Dave Chappelle has revealed that long before he grieved Norm Macdonald’s passing, Macdonald helped him grieve the death of his father.
During the discussion/memorial that ends Macdonald’s posthumous comedy special, Nothing Special, Chappelle regales David Letterman, Molly Shannon, Conan O’Brien, Adam Sandler, and David Spade with a decades-old story with modern-day poignance:
“I didn’t know [Macdonald] that well in the ’90s. And then when my dad died, I had to do a movie with Norm, and I tried everything to get out of that movie because I was inconsolable. I couldn’t get out of it. And working with him was the greatest thing that ever happened to me. It was like, he was the right guy at the right time.”
“Did he talk to you about your dad a lot?” Sandler interjects.

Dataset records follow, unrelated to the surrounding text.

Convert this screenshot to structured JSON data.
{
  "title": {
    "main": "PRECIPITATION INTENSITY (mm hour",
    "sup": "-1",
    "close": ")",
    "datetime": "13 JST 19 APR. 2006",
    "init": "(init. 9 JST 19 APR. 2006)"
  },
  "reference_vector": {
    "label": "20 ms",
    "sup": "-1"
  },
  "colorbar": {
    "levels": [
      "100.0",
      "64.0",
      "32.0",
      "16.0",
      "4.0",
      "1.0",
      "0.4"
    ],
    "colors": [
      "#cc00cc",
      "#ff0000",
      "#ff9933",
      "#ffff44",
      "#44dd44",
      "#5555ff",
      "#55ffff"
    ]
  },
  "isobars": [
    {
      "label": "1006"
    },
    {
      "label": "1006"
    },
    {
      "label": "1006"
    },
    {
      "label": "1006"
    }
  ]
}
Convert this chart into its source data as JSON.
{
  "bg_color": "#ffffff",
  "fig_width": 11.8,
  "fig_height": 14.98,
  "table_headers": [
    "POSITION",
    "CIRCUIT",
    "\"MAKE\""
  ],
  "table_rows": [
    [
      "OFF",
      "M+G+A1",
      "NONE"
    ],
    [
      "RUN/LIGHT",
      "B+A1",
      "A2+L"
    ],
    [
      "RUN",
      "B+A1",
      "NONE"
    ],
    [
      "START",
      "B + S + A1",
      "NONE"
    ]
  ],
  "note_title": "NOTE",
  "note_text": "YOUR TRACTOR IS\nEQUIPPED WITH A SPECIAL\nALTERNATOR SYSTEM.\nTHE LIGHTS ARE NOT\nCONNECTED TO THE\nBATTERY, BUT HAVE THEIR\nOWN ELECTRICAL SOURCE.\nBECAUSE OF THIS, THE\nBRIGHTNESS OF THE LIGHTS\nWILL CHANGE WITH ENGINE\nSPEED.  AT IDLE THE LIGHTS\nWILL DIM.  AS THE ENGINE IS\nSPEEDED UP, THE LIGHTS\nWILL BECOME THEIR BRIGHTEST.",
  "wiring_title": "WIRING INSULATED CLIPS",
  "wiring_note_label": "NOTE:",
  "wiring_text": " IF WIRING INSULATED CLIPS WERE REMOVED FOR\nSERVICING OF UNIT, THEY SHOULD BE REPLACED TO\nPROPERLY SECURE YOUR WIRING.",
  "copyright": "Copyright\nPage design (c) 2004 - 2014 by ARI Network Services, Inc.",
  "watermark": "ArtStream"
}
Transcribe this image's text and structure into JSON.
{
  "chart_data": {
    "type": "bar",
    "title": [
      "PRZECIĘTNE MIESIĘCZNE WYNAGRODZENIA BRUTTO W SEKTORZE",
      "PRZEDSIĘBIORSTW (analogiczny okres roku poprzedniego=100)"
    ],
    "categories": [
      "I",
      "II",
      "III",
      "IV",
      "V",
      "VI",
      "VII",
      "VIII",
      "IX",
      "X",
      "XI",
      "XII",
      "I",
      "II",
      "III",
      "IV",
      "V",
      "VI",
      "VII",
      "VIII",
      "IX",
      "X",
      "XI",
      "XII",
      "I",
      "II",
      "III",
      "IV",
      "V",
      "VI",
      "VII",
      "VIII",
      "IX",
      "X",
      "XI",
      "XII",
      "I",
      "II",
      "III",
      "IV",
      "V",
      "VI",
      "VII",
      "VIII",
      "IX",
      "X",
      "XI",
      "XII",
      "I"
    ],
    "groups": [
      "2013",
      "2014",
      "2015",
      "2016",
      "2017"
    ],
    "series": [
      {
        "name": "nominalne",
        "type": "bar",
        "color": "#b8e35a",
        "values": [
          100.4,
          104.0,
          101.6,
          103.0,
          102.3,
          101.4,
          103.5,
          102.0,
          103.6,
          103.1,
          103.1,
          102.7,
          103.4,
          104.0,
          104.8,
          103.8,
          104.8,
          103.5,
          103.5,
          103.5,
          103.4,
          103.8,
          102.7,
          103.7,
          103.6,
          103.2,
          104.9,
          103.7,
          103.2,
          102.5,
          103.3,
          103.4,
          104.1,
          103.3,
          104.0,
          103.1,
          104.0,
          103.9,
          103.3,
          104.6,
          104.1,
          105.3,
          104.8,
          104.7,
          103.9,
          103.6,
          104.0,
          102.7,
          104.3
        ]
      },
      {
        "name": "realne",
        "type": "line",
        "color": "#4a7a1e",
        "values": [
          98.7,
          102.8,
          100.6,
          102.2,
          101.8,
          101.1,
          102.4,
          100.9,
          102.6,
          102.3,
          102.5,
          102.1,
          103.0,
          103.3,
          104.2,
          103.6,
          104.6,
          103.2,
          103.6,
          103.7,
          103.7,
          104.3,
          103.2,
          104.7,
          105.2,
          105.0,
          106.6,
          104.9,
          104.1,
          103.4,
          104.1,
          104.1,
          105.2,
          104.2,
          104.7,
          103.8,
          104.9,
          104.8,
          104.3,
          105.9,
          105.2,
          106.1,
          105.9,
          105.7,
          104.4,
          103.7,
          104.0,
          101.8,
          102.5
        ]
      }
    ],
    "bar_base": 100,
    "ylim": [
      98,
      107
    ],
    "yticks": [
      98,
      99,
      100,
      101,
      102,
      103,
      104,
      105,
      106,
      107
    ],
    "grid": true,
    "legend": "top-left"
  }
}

“Never came up,” Chappelle replies. “He just made me laugh . . . it was wistful and amusing. You know how Norm is. You never knew [if] he was setting something up or not. We were just hanging out, and all of a sudden it’d be like this punchline out of nowhere, but it started to become like . . . work was like a church I’d go to. I couldn’t wait to get to work and just hang around this guy.”
That work was Screwed, a 2000 screwball comedy starring Chappelle, Macdonald, Danny DeVito, Sarah Silverman, and Elaine Stritch. Chappelle’s story about Macdonald and Macdonald’s story about Chappelle and Stritch on that movie set are probably better than the movie itself.
“I’ve known people for years and years that didn’t make me laugh as much as he did in that eight or 10 weeks,” Chappelle concludes. “So he’s like a real special person to me.”
Watch Chappelle tell that story in Netflix’s Norm Macdonald: Nothing Special and be prepared to shed tears.